UTI Aérea tem Destaque no Evento Expo Saúde Amazonas, no Centro de Convenções Vasco Vasques.
O Amazonas foi destaque Expo Saúde Amazonas, evento voltado à área da saúde ao evidenciar a grandiosidade das operações de UTI Aérea (MEDVAC) realizadas no estado. A atuação amazônica foi reconhecida como a maior da América Latina e a segunda maior do mundo, refletindo a complexidade logística e a importância estratégica da aviação para o atendimento médico em regiões de difícil acesso.

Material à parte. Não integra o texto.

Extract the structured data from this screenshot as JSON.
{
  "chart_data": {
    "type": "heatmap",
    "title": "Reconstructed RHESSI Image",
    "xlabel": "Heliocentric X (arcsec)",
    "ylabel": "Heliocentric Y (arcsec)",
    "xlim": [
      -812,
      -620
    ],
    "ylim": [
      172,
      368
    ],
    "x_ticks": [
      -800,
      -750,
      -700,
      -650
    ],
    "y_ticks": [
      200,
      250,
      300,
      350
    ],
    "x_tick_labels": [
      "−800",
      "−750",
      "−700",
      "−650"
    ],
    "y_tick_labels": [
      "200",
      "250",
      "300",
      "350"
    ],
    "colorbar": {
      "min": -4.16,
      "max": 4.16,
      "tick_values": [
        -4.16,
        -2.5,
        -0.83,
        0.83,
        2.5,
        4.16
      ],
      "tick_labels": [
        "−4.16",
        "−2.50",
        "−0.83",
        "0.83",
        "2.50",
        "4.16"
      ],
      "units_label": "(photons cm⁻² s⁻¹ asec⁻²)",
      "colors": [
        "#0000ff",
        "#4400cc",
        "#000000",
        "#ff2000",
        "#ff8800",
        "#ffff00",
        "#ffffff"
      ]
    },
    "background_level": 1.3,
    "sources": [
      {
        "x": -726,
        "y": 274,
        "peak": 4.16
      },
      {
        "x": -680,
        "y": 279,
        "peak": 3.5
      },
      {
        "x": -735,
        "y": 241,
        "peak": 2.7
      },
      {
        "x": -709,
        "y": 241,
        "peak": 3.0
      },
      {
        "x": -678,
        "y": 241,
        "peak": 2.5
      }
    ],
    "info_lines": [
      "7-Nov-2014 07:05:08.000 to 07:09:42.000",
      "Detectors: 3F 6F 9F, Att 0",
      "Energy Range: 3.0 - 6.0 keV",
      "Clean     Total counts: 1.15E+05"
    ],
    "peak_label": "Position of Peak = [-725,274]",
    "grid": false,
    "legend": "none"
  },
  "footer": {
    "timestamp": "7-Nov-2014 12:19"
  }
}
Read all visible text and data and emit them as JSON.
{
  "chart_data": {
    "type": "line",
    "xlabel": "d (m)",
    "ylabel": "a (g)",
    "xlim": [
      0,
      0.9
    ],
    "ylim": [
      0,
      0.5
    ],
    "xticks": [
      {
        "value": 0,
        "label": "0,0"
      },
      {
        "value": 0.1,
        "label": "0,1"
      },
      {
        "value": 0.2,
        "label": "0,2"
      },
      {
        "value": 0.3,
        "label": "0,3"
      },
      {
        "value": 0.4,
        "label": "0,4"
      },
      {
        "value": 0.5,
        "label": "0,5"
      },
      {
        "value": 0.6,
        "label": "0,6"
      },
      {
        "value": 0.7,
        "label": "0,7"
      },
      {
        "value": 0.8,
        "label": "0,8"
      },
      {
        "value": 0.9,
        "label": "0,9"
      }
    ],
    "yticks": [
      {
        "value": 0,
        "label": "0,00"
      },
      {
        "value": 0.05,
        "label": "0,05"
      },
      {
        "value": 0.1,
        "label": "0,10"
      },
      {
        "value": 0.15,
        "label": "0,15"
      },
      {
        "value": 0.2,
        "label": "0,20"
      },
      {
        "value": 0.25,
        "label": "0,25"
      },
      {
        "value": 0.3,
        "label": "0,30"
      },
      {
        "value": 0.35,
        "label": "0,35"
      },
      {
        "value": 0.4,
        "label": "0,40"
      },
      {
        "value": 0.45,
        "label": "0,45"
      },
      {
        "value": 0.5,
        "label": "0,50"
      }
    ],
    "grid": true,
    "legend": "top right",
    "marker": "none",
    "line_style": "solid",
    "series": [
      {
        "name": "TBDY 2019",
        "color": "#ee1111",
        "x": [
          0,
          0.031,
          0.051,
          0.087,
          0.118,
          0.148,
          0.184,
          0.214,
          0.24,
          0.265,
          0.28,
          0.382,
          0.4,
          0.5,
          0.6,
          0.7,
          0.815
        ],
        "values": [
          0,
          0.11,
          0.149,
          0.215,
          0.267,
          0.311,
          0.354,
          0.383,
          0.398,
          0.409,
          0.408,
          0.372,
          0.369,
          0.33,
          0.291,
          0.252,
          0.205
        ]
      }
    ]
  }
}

Somente em 2024, o sistema de UTI aérea do Amazonas já realizou o atendimento de aproximadamente 2.700 pacientes, com uma média de 6 a 8 transferências por dia. Atualmente, três empresas aéreas são credenciadas para esse serviço, operando diferentes tipos de aeronaves, incluindo aeronaves anfíbias, que permitem pousos em múltiplos pontos da região — um diferencial essencial diante da geografia amazônica.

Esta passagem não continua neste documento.